Before this decision, the IRS had a completely different outlook on payment applications. Since most apps are used to split meals and pay friends back for cab rides, the government agency didn’t need to surveil transactions closely. Now that Venmo and Paypal are widely utilized for employment, the IRS changed its payment app stance. Instead of reporting $20,000 through Venmo, the new provision needs people to report service payments that total $600 or more.
The IRS provision instructs every payment app to give its users a 1099-K for business transactions. If the user’s combined services exceed or meet the new limit, they must fill out the additional tax form. This does not include personal transactions like a coffee or birthday gift, but it does affect income like tips sent through Venmo. The provision is still in its beginning stages, so be on the lookout for new information provided by your cash app of choice.
Venmo changed its FAQ section to accommodate user questions surrounding the IRS provision. The addition provides more context on the 1099s and how Venmo will distribute them. Venmo may send an email or an in-app notification needing clarification or confirmation on a user’s tax info. This way, the onus won’t be entirely on the app users for tracking their service transactions.
Venmo also updated its money-sending feature. A new button should pop up when you decide to send someone money, letting you indicate if it’s personal or for goods/services. PayPal implemented something similar, helping users keep track of their payment intentions. Though this is an excellent addition for the IRS, the system only works on an honor code; Users can potentially be dishonest when they designate what type of payment is being sent or received.

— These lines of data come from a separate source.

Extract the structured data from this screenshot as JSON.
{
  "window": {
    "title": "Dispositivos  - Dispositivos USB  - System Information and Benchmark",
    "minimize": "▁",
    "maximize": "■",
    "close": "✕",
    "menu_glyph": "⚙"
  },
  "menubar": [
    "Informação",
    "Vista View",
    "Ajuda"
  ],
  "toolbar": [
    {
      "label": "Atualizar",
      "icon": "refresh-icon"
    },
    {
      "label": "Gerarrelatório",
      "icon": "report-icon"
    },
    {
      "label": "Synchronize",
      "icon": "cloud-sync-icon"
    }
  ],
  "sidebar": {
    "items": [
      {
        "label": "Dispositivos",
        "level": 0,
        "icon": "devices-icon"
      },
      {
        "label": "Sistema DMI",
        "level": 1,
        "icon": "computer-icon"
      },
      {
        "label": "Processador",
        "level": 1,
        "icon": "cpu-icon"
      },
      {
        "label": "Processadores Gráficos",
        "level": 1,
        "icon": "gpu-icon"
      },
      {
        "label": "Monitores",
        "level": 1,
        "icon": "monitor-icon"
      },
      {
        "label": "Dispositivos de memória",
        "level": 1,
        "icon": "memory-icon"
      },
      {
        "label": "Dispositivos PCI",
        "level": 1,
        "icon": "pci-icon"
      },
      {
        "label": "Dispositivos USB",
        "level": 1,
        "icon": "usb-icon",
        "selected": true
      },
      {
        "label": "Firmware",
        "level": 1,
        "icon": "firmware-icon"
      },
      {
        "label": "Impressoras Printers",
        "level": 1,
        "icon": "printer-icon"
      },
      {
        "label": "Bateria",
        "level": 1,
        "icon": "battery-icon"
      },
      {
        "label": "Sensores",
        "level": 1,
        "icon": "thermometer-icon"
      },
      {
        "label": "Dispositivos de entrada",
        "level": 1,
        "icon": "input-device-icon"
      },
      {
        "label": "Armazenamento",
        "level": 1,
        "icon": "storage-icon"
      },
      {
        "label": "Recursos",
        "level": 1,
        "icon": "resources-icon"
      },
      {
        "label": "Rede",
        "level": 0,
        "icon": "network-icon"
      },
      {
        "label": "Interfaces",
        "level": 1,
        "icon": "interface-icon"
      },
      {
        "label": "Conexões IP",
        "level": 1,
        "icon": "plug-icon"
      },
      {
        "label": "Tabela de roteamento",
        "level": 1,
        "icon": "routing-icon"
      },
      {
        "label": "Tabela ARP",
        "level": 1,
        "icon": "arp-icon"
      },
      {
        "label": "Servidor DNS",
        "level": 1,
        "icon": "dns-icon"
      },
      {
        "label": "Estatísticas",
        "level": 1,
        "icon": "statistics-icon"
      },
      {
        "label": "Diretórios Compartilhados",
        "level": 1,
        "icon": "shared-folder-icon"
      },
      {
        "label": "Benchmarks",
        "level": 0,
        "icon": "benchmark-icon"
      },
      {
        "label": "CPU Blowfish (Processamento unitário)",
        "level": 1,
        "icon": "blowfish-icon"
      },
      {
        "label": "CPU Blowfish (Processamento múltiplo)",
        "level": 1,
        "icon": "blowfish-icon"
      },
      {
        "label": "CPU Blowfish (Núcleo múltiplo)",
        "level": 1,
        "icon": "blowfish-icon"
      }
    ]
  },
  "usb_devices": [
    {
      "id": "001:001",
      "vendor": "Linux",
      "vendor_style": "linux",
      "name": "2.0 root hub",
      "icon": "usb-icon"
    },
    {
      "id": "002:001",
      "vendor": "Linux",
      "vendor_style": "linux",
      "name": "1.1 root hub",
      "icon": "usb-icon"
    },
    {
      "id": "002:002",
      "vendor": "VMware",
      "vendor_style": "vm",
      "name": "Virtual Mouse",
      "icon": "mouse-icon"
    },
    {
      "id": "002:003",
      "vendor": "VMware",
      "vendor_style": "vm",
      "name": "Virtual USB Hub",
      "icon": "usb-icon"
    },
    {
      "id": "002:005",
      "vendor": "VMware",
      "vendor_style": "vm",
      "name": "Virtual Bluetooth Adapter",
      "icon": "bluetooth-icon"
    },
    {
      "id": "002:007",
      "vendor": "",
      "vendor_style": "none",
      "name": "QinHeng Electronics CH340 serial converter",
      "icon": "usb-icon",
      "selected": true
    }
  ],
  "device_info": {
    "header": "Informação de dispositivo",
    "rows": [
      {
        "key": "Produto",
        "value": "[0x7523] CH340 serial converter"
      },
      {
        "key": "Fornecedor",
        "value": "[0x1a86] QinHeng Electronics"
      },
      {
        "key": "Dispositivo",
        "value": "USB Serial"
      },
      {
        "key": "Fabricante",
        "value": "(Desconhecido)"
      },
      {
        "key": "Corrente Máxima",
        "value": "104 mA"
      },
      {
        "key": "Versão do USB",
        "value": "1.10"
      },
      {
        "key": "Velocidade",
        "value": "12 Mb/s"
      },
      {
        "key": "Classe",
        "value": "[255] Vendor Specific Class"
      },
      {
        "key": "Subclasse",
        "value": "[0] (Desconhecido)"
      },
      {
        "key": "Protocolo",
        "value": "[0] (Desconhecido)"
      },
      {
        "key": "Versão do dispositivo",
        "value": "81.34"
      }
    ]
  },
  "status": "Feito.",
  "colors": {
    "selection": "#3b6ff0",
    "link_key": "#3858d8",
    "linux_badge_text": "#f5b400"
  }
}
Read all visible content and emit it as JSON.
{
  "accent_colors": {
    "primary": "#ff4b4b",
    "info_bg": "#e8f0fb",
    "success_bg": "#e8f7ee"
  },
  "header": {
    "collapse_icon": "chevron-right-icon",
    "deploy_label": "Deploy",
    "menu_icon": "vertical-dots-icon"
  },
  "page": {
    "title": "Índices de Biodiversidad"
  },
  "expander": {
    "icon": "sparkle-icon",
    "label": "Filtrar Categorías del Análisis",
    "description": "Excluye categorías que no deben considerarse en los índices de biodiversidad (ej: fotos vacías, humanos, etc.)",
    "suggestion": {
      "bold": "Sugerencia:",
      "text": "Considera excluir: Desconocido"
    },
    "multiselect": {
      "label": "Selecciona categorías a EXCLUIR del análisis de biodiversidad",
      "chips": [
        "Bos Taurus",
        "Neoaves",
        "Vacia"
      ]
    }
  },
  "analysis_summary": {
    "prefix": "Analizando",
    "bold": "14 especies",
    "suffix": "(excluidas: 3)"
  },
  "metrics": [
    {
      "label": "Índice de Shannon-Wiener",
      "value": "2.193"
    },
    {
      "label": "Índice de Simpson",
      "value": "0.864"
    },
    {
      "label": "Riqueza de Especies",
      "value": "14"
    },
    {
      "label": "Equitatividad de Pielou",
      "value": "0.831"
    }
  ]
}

Square’s Cash App is adjuting similarly and applying Venmo’s transaction differentiation. The company reported that the $600 minimum for transactions would only apply to those with Square business accounts and not personal ones. Square has not reported on how it will locate business transactions on personal accounts but may decide to implement more rigid verifications in the future.
The IRS will still need that tax information for those with side hustles, especially those renting out their apartments through Airbnb. Unfortunately for those making bigger bucks, the $600 minimum will not let their side income go untaxed. 1099s must be filled out for anyone using a site to accrue money that exceeds the IRS provision.
Making sure your money is taxed correctly is part of being an American. For those relying on Venmo as an untaxed avenue, those days are over. Payment applications and websites will all have up-to-date guidelines to accommodate users getting used to the provision in the coming months.